The raw fastq data provided had between 67 M – 105 M 76 bp paired-end reads per replicate. Fastqc (v0.10.0 was used to check their read quality before alignment to the Ensembl 66 mouse genome(1) with the BWA short read aligner(2)(v0.5.9-r16 setting fastq format to Illumina v1.3+, parameter ‘-I’) ). Read counts were assigned to genes with HTSeqcount:

the following parameters: mode=union; type=exon; idattr=gene_id.

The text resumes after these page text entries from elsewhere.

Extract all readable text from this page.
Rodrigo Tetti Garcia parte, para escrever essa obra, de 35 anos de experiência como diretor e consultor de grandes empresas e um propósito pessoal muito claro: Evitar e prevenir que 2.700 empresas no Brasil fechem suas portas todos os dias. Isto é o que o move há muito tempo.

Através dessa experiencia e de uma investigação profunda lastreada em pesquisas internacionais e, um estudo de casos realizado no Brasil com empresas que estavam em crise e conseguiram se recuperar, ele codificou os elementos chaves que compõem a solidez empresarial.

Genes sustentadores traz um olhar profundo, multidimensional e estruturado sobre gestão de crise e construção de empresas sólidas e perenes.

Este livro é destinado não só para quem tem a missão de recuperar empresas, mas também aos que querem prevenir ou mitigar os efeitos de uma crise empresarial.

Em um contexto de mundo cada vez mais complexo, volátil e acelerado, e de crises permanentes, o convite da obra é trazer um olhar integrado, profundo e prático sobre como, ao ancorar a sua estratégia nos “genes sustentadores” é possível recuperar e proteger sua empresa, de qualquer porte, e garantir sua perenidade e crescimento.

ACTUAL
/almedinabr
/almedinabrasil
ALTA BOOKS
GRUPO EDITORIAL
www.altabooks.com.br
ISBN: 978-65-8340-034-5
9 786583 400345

The Ensembl 66 GTF file was used for gene annotations, resulting in 28,007 genes expressed in at least one of the replicates. Differential gene expression between the WT and the Matted samples was performed with DESeq (v1.6.1)(3) and R (v2.14.0) with significant genes defined as those with p<0.01. In order to concentrate on genes with the most reliable read counts, genes that had <120 reads in total (i.e. on average <20 reads per sample) across all six samples were removed, leaving 18,078 genes.

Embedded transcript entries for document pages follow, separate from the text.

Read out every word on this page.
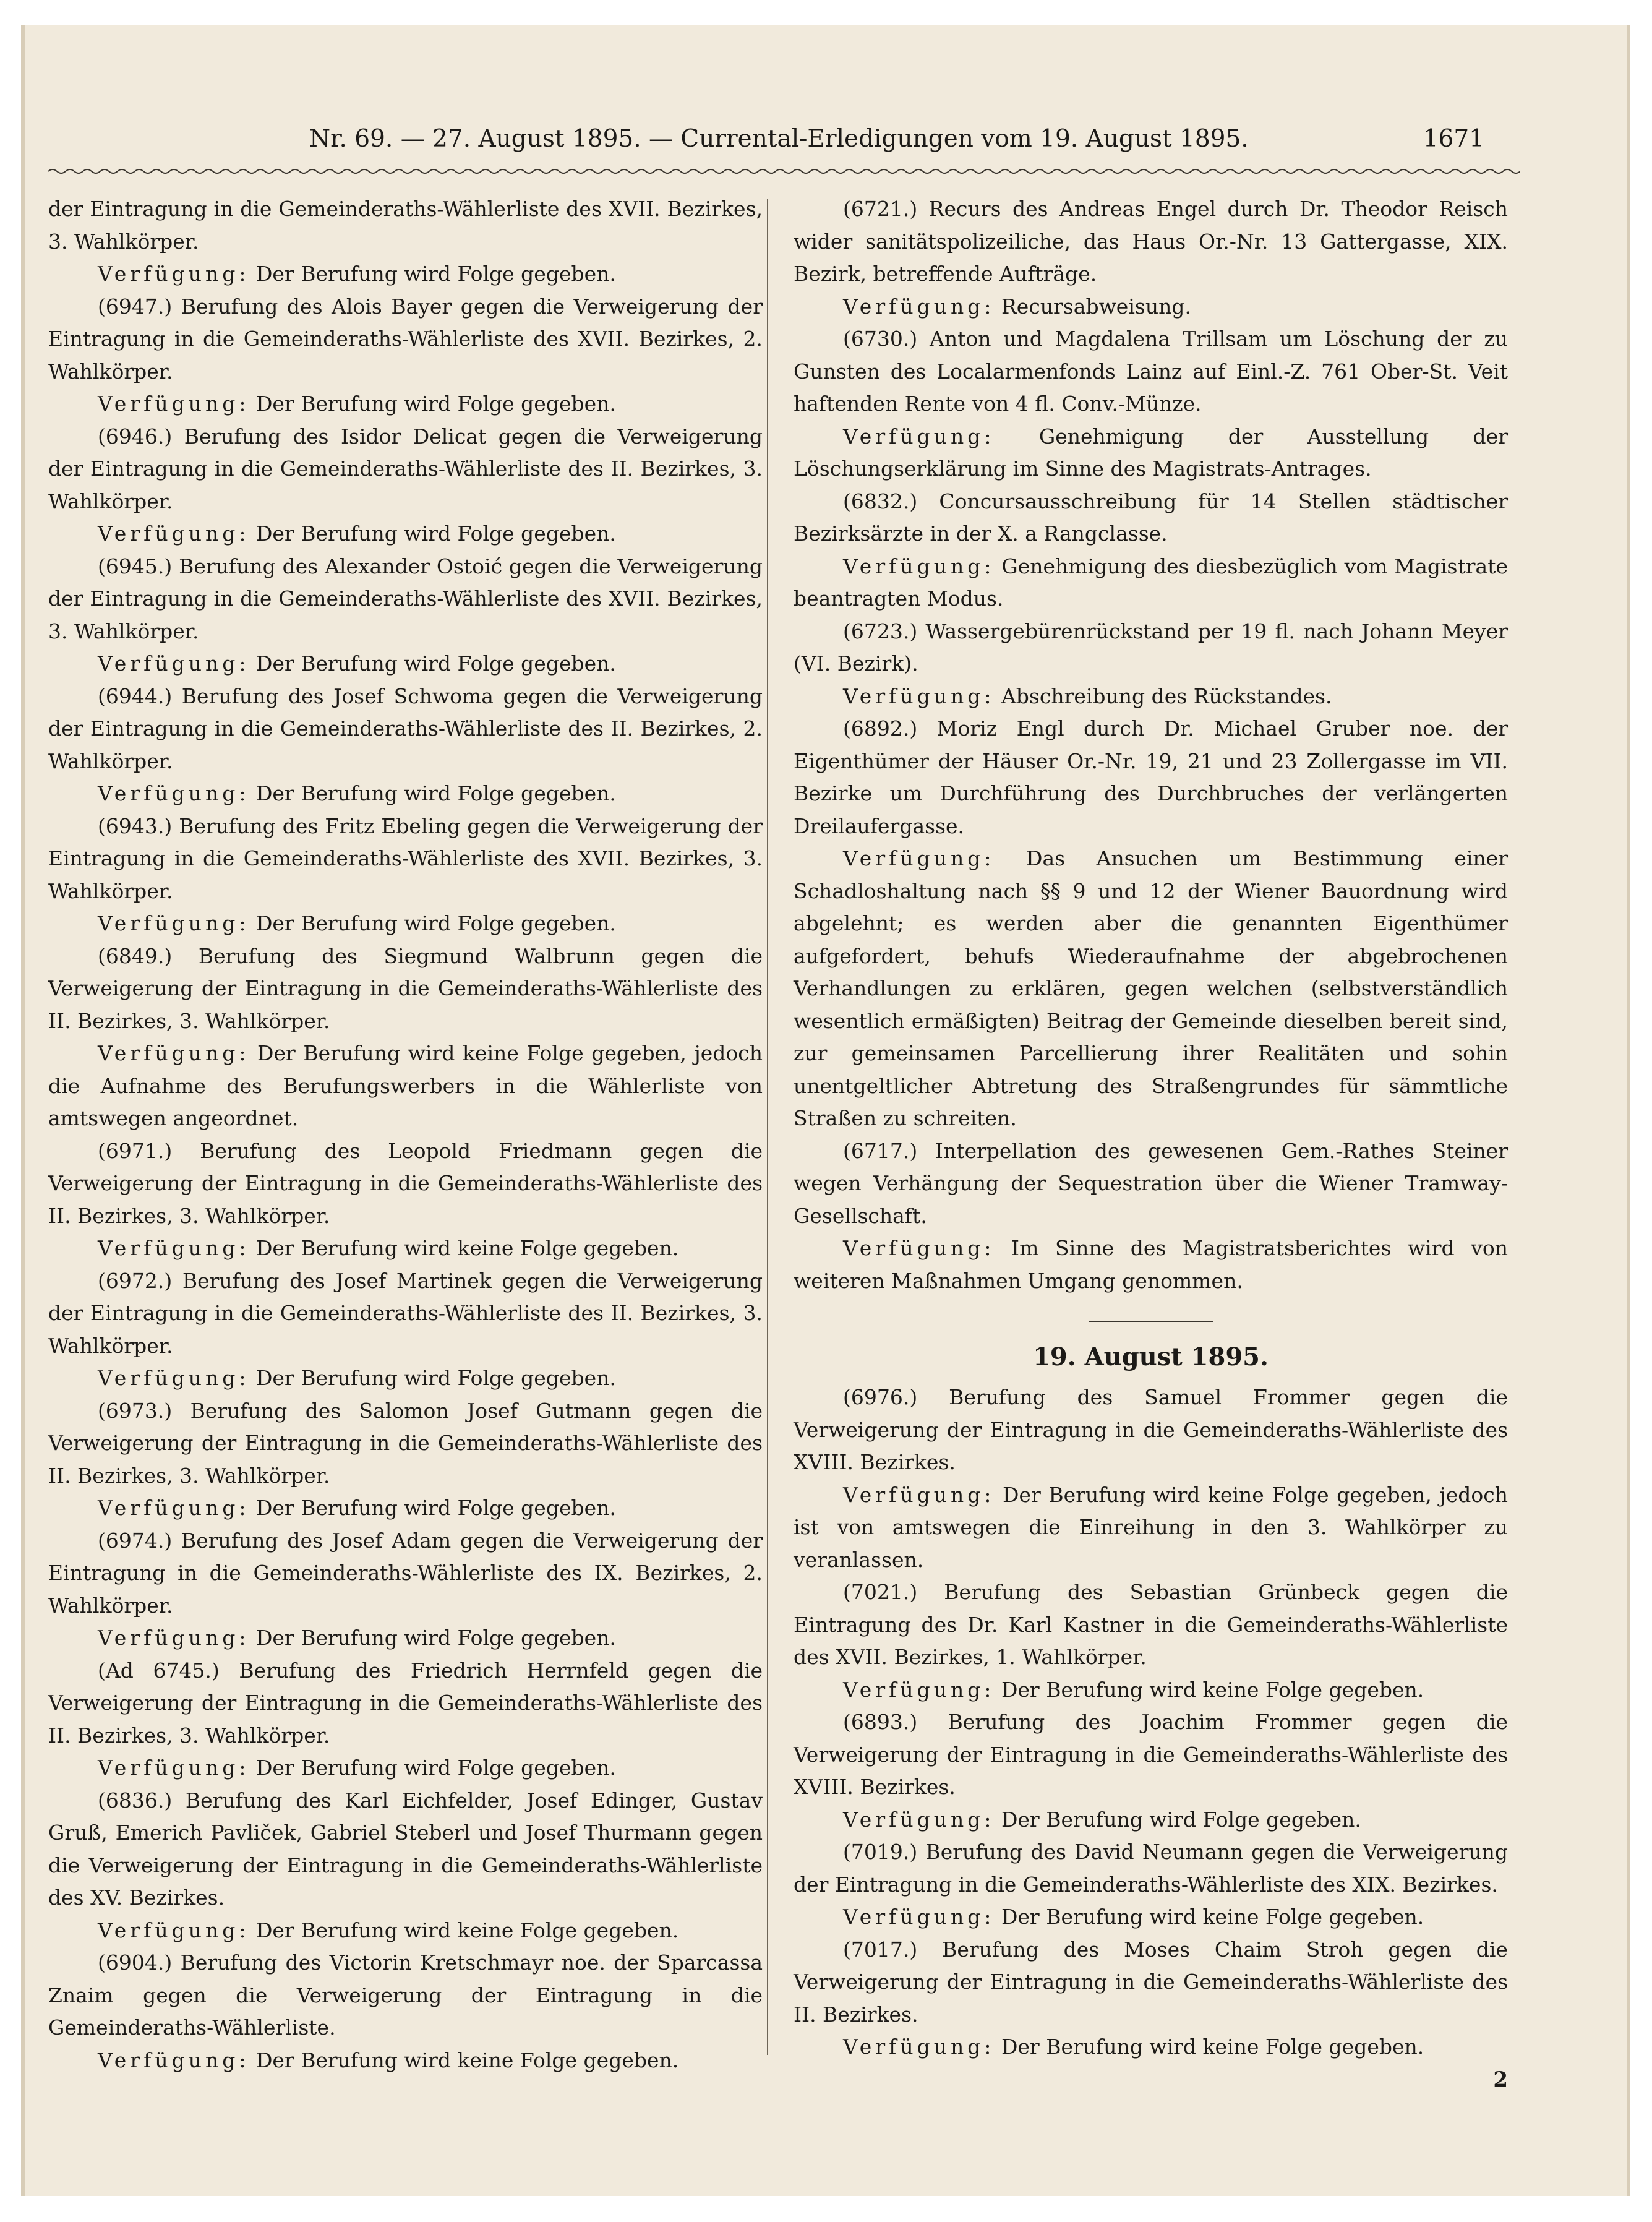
Nr. 69. — 27. August 1895. — Currental-Erledigungen vom 19. August 1895.	1671

der Eintragung in die Gemeinderaths-Wählerliste des XVII. Bezirkes, 3. Wahlkörper.

Verfügung: Der Berufung wird Folge gegeben.

(6947.) Berufung des Alois Bayer gegen die Verweigerung der Eintragung in die Gemeinderaths-Wählerliste des XVII. Bezirkes, 2. Wahlkörper.

Verfügung: Der Berufung wird Folge gegeben.

(6946.) Berufung des Isidor Delicat gegen die Verweigerung der Eintragung in die Gemeinderaths-Wählerliste des II. Bezirkes, 3. Wahlkörper.

Verfügung: Der Berufung wird Folge gegeben.

(6945.) Berufung des Alexander Ostoić gegen die Verweigerung der Eintragung in die Gemeinderaths-Wählerliste des XVII. Bezirkes, 3. Wahlkörper.

Verfügung: Der Berufung wird Folge gegeben.

(6944.) Berufung des Josef Schwoma gegen die Verweigerung der Eintragung in die Gemeinderaths-Wählerliste des II. Bezirkes, 2. Wahlkörper.

Verfügung: Der Berufung wird Folge gegeben.

(6943.) Berufung des Fritz Ebeling gegen die Verweigerung der Eintragung in die Gemeinderaths-Wählerliste des XVII. Bezirkes, 3. Wahlkörper.

Verfügung: Der Berufung wird Folge gegeben.

(6849.) Berufung des Siegmund Walbrunn gegen die Verweigerung der Eintragung in die Gemeinderaths-Wählerliste des II. Bezirkes, 3. Wahlkörper.

Verfügung: Der Berufung wird keine Folge gegeben, jedoch die Aufnahme des Berufungswerbers in die Wählerliste von amtswegen angeordnet.

(6971.) Berufung des Leopold Friedmann gegen die Verweigerung der Eintragung in die Gemeinderaths-Wählerliste des II. Bezirkes, 3. Wahlkörper.

Verfügung: Der Berufung wird keine Folge gegeben.

(6972.) Berufung des Josef Martinek gegen die Verweigerung der Eintragung in die Gemeinderaths-Wählerliste des II. Bezirkes, 3. Wahlkörper.

Verfügung: Der Berufung wird Folge gegeben.

(6973.) Berufung des Salomon Josef Gutmann gegen die Verweigerung der Eintragung in die Gemeinderaths-Wählerliste des II. Bezirkes, 3. Wahlkörper.

Verfügung: Der Berufung wird Folge gegeben.

(6974.) Berufung des Josef Adam gegen die Verweigerung der Eintragung in die Gemeinderaths-Wählerliste des IX. Bezirkes, 2. Wahlkörper.

Verfügung: Der Berufung wird Folge gegeben.

(Ad 6745.) Berufung des Friedrich Herrnfeld gegen die Verweigerung der Eintragung in die Gemeinderaths-Wählerliste des II. Bezirkes, 3. Wahlkörper.

Verfügung: Der Berufung wird Folge gegeben.

(6836.) Berufung des Karl Eichfelder, Josef Edinger, Gustav Gruß, Emerich Pavliček, Gabriel Steberl und Josef Thurmann gegen die Verweigerung der Eintragung in die Gemeinderaths-Wählerliste des XV. Bezirkes.

Verfügung: Der Berufung wird keine Folge gegeben.

(6904.) Berufung des Victorin Kretschmayr noe. der Sparcassa Znaim gegen die Verweigerung der Eintragung in die Gemeinderaths-Wählerliste.

Verfügung: Der Berufung wird keine Folge gegeben.

(6721.) Recurs des Andreas Engel durch Dr. Theodor Reisch wider sanitätspolizeiliche, das Haus Or.-Nr. 13 Gattergasse, XIX. Bezirk, betreffende Aufträge.

Verfügung: Recursabweisung.

(6730.) Anton und Magdalena Trillsam um Löschung der zu Gunsten des Localarmenfonds Lainz auf Einl.-Z. 761 Ober-St. Veit haftenden Rente von 4 fl. Conv.-Münze.

Verfügung: Genehmigung der Ausstellung der Löschungserklärung im Sinne des Magistrats-Antrages.

(6832.) Concursausschreibung für 14 Stellen städtischer Bezirksärzte in der X. a Rangclasse.

Verfügung: Genehmigung des diesbezüglich vom Magistrate beantragten Modus.

(6723.) Wassergebürenrückstand per 19 fl. nach Johann Meyer (VI. Bezirk).

Verfügung: Abschreibung des Rückstandes.

(6892.) Moriz Engl durch Dr. Michael Gruber noe. der Eigenthümer der Häuser Or.-Nr. 19, 21 und 23 Zollergasse im VII. Bezirke um Durchführung des Durchbruches der verlängerten Dreilaufergasse.

Verfügung: Das Ansuchen um Bestimmung einer Schadloshaltung nach §§ 9 und 12 der Wiener Bauordnung wird abgelehnt; es werden aber die genannten Eigenthümer aufgefordert, behufs Wiederaufnahme der abgebrochenen Verhandlungen zu erklären, gegen welchen (selbstverständlich wesentlich ermäßigten) Beitrag der Gemeinde dieselben bereit sind, zur gemeinsamen Parcellierung ihrer Realitäten und sohin unentgeltlicher Abtretung des Straßengrundes für sämmtliche Straßen zu schreiten.

(6717.) Interpellation des gewesenen Gem.-Rathes Steiner wegen Verhängung der Sequestration über die Wiener Tramway-Gesellschaft.

Verfügung: Im Sinne des Magistratsberichtes wird von weiteren Maßnahmen Umgang genommen.

19. August 1895.

(6976.) Berufung des Samuel Frommer gegen die Verweigerung der Eintragung in die Gemeinderaths-Wählerliste des XVIII. Bezirkes.

Verfügung: Der Berufung wird keine Folge gegeben, jedoch ist von amtswegen die Einreihung in den 3. Wahlkörper zu veranlassen.

(7021.) Berufung des Sebastian Grünbeck gegen die Eintragung des Dr. Karl Kastner in die Gemeinderaths-Wählerliste des XVII. Bezirkes, 1. Wahlkörper.

Verfügung: Der Berufung wird keine Folge gegeben.

(6893.) Berufung des Joachim Frommer gegen die Verweigerung der Eintragung in die Gemeinderaths-Wählerliste des XVIII. Bezirkes.

Verfügung: Der Berufung wird Folge gegeben.

(7019.) Berufung des David Neumann gegen die Verweigerung der Eintragung in die Gemeinderaths-Wählerliste des XIX. Bezirkes.

Verfügung: Der Berufung wird keine Folge gegeben.

(7017.) Berufung des Moses Chaim Stroh gegen die Verweigerung der Eintragung in die Gemeinderaths-Wählerliste des II. Bezirkes.

Verfügung: Der Berufung wird keine Folge gegeben.

2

SNP and InDel Detection Methodology

All replicates were combined into one BAM file per sample and the aligned reads were passed through SAMtools v0.1.18 (4) for calling SNPs and InDels with the standard command: samtools mpileup -C50 -DS –uf <ref> <bams> | bcftools view -bvcg > raw.bcf. The called SNPs/InDels were filtered to report only those with a minimum read depth of 20. SNPs/InDels were compared between the WT and Mattma/masamples and only those found in the Mattma/masamples were retained for further analysis. 383 SNPs and InDels were identified in the EDC region (chromosome 3: 87,000,000-95,000,000) as being unique to the Mattma/masample.

AD case collections

The following collections of cases were used:

(1) English adult severe AD is early onset, persistent and severe disease, diagnosed by experienced dermatologists in secondary and tertiary care.

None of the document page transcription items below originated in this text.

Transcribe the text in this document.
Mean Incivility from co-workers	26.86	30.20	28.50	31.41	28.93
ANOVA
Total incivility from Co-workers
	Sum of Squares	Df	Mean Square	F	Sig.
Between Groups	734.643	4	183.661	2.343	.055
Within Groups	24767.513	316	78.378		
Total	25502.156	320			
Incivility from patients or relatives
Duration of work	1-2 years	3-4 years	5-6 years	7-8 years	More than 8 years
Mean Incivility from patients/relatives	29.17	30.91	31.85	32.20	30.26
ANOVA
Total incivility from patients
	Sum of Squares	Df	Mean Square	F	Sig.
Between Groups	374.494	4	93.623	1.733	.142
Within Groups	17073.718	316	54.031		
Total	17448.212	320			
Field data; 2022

(2) UK mild-moderate pediatric AD includes cases collected from an English population birth cohort (n=177) and a Scottish Primary Care collection (n=161). AD is defined using the UK refinement of the Hanifin and Rajka diagnostic criteria.

(3) Irish pediatric AD cases were collected in secondary and tertiary care clinics in Ireland, defined by experienced dermatologists.

(4) German AD cases are adults and children diagnosed by experienced dermatologists and pediatricians using standard criteria for AD, in tertiary care clinics.

(5) Scottish asthma cases with AD are individuals with physician-diagnosed asthma in primary and secondary care, with parent- or self-reported history of ever having had AD.

The following matched control populations were used:

(1) 1958 Birth Cohort comprises unselected English population controls.

(2) English pediatric controls were ascertained not to have AD at the age of 7-9 years. They are the hyper-normal controls from the same English population birth cohort from which the English mild-moderate pediatric AD cases were recruited.

(3) Irish population controls are healthy adult blood donors in Dublin, Ireland.

(4) German population controls include pediatric and adult cohorts from Germany.

(5) Scottish population controls are healthy adult blood donors from throughout Scotland.

REFERENCES FOR ONLINE METHODS

E1.Flicek P, Amode MR, Barrell D, Beal K, Brent S, Carvalho-Silva D, et al. Ensembl 2012. Nucleic Acids Res. 2012;40(Database issue):D84-90. Epub 2011/11/17.

E2.Li H, Durbin R. Fast and accurate short read alignment with Burrows-Wheeler transform. Bioinformatics. 2009;25(14):1754-60. Epub 2009/05/20.

E3.Anders S, Huber W. Differential expression analysis for sequence count data. Genome Biol. 2010;11(10):R106. Epub 2010/10/29.

E4.Li H, Handsaker B, Wysoker A, Fennell T, Ruan J, Homer N, et al. The Sequence Alignment/Map format and SAMtools. Bioinformatics. 2009;25(16):2078-9. Epub 2009/06/10.